If This Happened to You: What to Do First
- Request your records immediately: arrest report, breathalyzer results, citations, and any dismissal paperwork. These don’t stay available forever.
- Preserve your own footage. Dashcam and phone video can be overwritten or deleted; save it the moment you suspect a legal issue.
- Don’t wait for the criminal case to fully close before talking to a civil rights attorney. Notice deadlines under tort claims acts run independently and are often shorter than people expect.
- Look specifically for Section 1983 / Fourth Amendment experience, not just general personal injury practice.
- Treat any headline dollar figure skeptically. A “$1 million claim” is a demand, not an award. Actual damages are tied to documented harm, and punitive damages require proof of malicious or reckless conduct.
Final Thoughts
The Levi Trumbull lawsuit isn’t notable because it’s unusual. False arrest and probable cause disputes happen regularly. It’s notable because the facts are unusually clean: a zero result on the one test the arrest was supposedly built around, charges that collapsed when the officer didn’t show up, and a person who, by all public accounts, simply exercised rights he was legally entitled to use.
Whether or not a federal complaint is ever filed, the case is a clear illustration of how Fourth Amendment protections, probable cause standards, and Section 1983 liability intersect with an ordinary traffic stop, and why early legal advice matters more than people think.

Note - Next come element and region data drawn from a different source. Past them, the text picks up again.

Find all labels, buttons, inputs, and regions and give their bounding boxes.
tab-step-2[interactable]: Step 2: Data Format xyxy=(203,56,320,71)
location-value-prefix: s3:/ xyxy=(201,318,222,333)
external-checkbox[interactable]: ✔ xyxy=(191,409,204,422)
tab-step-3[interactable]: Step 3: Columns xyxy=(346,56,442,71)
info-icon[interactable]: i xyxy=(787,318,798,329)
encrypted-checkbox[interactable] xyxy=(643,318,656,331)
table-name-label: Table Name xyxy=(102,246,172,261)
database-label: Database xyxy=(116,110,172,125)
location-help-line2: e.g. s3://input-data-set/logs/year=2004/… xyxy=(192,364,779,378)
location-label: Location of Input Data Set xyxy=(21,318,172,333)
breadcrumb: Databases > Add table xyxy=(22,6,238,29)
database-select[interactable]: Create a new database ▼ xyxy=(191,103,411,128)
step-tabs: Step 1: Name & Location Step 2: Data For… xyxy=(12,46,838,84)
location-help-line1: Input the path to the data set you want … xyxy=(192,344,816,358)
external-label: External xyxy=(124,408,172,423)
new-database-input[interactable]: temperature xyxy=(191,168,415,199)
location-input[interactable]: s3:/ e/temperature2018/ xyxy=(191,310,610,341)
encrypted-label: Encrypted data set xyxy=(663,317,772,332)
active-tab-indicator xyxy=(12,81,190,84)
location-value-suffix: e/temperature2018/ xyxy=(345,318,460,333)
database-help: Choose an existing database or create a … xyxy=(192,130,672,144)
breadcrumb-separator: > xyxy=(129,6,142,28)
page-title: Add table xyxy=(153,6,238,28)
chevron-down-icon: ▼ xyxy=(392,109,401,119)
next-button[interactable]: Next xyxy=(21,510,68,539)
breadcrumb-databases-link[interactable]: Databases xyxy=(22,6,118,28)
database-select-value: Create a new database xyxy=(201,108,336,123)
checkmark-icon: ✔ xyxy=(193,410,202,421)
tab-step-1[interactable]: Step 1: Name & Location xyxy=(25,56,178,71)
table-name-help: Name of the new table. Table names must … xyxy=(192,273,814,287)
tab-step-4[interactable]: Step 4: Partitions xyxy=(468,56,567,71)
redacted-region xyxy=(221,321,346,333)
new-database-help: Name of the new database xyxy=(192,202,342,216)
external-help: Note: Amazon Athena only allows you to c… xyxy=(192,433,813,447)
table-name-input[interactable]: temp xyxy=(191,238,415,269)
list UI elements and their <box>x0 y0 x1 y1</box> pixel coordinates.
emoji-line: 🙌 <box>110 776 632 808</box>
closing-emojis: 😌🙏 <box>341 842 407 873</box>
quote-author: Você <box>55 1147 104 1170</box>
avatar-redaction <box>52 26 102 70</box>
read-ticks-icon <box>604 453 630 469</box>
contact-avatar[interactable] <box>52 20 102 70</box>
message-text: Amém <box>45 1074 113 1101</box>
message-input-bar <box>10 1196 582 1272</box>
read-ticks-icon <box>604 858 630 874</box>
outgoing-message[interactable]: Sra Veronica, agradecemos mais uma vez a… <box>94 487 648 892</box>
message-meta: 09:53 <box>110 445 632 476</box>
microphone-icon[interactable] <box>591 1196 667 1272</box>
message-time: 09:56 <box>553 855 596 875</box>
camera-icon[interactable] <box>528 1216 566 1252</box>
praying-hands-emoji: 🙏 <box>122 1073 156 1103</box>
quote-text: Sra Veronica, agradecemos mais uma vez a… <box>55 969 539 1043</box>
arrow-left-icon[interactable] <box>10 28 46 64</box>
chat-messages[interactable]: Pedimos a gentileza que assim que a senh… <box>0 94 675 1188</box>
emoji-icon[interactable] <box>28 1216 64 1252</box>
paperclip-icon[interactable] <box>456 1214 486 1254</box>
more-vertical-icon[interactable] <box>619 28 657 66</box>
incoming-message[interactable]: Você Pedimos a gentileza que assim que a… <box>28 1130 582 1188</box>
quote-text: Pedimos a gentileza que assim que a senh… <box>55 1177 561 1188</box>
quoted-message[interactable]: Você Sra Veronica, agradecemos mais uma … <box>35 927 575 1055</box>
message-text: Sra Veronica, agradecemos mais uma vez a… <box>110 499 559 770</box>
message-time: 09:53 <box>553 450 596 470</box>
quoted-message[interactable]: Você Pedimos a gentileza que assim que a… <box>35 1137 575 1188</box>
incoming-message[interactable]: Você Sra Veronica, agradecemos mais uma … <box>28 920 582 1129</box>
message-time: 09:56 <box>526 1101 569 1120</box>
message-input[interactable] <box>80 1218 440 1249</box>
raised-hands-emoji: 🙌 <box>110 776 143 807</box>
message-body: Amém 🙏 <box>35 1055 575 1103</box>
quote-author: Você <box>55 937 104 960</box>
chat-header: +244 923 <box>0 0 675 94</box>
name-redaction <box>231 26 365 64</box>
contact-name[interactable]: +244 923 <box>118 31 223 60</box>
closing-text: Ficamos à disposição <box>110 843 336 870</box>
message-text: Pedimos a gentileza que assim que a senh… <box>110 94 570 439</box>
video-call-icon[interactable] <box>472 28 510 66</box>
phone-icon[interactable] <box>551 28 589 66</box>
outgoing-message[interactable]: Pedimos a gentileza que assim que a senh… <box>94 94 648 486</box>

Frequently Asked Questions
What is the Levi Trumbull lawsuit about?
It centers on a March 29, 2025 traffic stop in Frederick County, Maryland, where Trumbull was arrested on suspicion of DUI despite a breathalyzer reading of 0.00. The related citations were dismissed on May 8, 2025, and a notice of intent to sue for $1 million in civil rights damages has since been filed.
Has the Levi Trumbull lawsuit actually been filed in court?
Not as of this writing. What’s been filed is a notice of intent to sue, a required pre-litigation step under Maryland’s Local Government Tort Claims Act. The case remains in the pre-litigation phase, with no confirmed federal complaint in court dockets.
Can police arrest someone for DUI with a 0.00 BAC?
Yes, legally, because DUI laws also cover drug impairment. A zero alcohol reading doesn’t automatically invalidate an arrest, but it eliminates the alcohol-based justification and significantly weakens that part of the government’s case.
Who was the arresting officer in the Levi Trumbull case?
Public reporting identifies the arresting officer as Deputy Christian Roush of the Frederick County Sheriff’s Office. Roush did not appear at the May 8, 2025 hearing, resulting in automatic dismissal of the citations.
What is a notice of intent to sue?
It’s a formal written notice sent to a government agency before a lawsuit can be filed against it, required under Maryland’s Local Government Tort Claims Act. It preserves the claim and starts certain procedural clocks, but it is not itself a lawsuit.